Hey, I work at a large IT firm (can be compared to Big Tech in the west, similar culture, similar scale of work), currently in the process of switching teams, interviewed with a bunch, ended up with a choice of 2.
The first team has great growth potential (they are young and intensively hiring), and it directly works with money, so it seems like a good place for an SWE to do projects that are meaningful on the scale of a company & to have an opportunity to grow as a manager (more opportunities to pick up an intern, as they hire - to become a mentor of new hires and lead projects with them as a part of my virtual team). They have an analytics team which prospects the important tasks, and when the tasks are done, the results are measured to calculate the profits.
The second team is special in that it deals with the subject area that interests me the most - they develop an analogue of Facebook Games (or ), and it hits home, as I got into SWEing to be a game dev (before I found out they get paid pennies ). This team has less potential for growth, to the point them may have no headcount for an intern, and the hiring of new members will be slower. Also, they do not work with money directly, rather with target metrics defined by business. But they also have an analytics team which proposes the tasks based on the projected metrics growth & they measure profits on task completion, so the aspect of delivering the measurable profits is present here as well.

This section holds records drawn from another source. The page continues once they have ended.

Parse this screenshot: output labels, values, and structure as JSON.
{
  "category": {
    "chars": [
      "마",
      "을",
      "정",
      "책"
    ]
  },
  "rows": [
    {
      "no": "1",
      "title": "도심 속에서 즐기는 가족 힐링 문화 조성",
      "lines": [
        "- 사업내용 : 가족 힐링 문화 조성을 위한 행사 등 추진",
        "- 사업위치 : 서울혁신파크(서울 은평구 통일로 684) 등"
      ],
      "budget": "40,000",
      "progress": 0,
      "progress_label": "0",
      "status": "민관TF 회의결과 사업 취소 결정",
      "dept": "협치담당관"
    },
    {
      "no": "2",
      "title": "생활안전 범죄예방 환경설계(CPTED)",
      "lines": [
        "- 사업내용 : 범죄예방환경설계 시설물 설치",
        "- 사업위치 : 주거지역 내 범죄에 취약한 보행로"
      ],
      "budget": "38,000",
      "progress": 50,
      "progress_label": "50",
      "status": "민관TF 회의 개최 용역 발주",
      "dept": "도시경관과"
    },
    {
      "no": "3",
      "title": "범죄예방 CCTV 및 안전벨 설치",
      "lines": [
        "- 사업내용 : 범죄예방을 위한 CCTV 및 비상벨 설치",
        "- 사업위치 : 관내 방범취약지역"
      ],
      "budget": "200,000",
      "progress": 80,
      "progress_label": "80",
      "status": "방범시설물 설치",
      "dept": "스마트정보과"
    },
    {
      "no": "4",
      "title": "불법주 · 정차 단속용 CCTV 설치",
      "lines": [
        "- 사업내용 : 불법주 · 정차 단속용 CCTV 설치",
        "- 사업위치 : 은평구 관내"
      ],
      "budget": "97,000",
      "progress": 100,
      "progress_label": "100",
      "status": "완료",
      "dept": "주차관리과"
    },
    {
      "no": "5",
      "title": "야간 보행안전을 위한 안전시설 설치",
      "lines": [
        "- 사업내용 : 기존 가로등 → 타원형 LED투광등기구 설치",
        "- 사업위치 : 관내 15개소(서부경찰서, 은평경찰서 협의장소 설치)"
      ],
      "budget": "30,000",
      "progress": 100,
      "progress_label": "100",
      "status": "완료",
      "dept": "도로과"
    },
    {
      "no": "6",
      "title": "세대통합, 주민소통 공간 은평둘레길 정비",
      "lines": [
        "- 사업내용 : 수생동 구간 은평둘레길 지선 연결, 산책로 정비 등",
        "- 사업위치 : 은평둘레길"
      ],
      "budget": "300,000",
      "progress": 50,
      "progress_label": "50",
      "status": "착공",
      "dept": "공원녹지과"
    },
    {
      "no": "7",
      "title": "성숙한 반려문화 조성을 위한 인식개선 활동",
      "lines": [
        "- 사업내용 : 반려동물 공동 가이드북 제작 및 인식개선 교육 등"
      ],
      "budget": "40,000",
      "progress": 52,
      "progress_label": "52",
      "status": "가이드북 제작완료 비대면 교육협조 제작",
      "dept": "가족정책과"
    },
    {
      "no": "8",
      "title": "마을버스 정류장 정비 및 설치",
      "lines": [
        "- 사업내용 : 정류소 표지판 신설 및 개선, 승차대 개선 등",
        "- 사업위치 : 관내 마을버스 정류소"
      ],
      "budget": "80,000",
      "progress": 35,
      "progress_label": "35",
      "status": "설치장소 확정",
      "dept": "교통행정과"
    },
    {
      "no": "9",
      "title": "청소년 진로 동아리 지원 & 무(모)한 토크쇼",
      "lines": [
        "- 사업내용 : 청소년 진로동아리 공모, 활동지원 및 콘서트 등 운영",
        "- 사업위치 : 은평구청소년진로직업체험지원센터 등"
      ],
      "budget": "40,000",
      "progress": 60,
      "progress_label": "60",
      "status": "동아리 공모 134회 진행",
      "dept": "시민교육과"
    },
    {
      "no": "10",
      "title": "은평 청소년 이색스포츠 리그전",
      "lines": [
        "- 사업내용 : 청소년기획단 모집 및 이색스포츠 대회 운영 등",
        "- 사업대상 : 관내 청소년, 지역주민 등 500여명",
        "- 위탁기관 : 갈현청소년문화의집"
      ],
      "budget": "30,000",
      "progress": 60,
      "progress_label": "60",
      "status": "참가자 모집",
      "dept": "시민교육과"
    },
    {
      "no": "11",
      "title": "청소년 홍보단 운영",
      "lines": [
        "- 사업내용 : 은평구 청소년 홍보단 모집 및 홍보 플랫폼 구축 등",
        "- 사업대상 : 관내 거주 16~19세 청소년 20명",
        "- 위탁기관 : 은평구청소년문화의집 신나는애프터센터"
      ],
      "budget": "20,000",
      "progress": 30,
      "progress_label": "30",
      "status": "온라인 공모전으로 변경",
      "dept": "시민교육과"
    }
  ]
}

I'm trying to choose the best team for my career goals - long-term growth from L4 -> L6. As far as I understand, that may be done through team-leading of through tech-leading. I fully understand I'm not going to develop any games myself in team #2, but the fact that the subject area is the one I understand makes me feel like I'll have some morale boost in that I'll have an understanding of usefulness of the tasks i'm doing, as well as I'm seriously considering overworking for the next 1-1.5 years to perform better than peers & grow from L4 to L5, and it just feels like if I have more connection to the area of work, it'll be easier to pour extra effort, opposite to the area which I have little emotional connection with.
But this point about the "morale boost" might just be me wearing the rose-colored glasses, and I may be making a mistake trading a team with better potential for the one with seemingly more interesting scope.
In your experience which is better long-term - the team where work is work, but it's better for career goals, or the team where the work seems interesting, there's less direct career opportunities, but you feel like you are more likely to make your own via being more involved into the project you work on?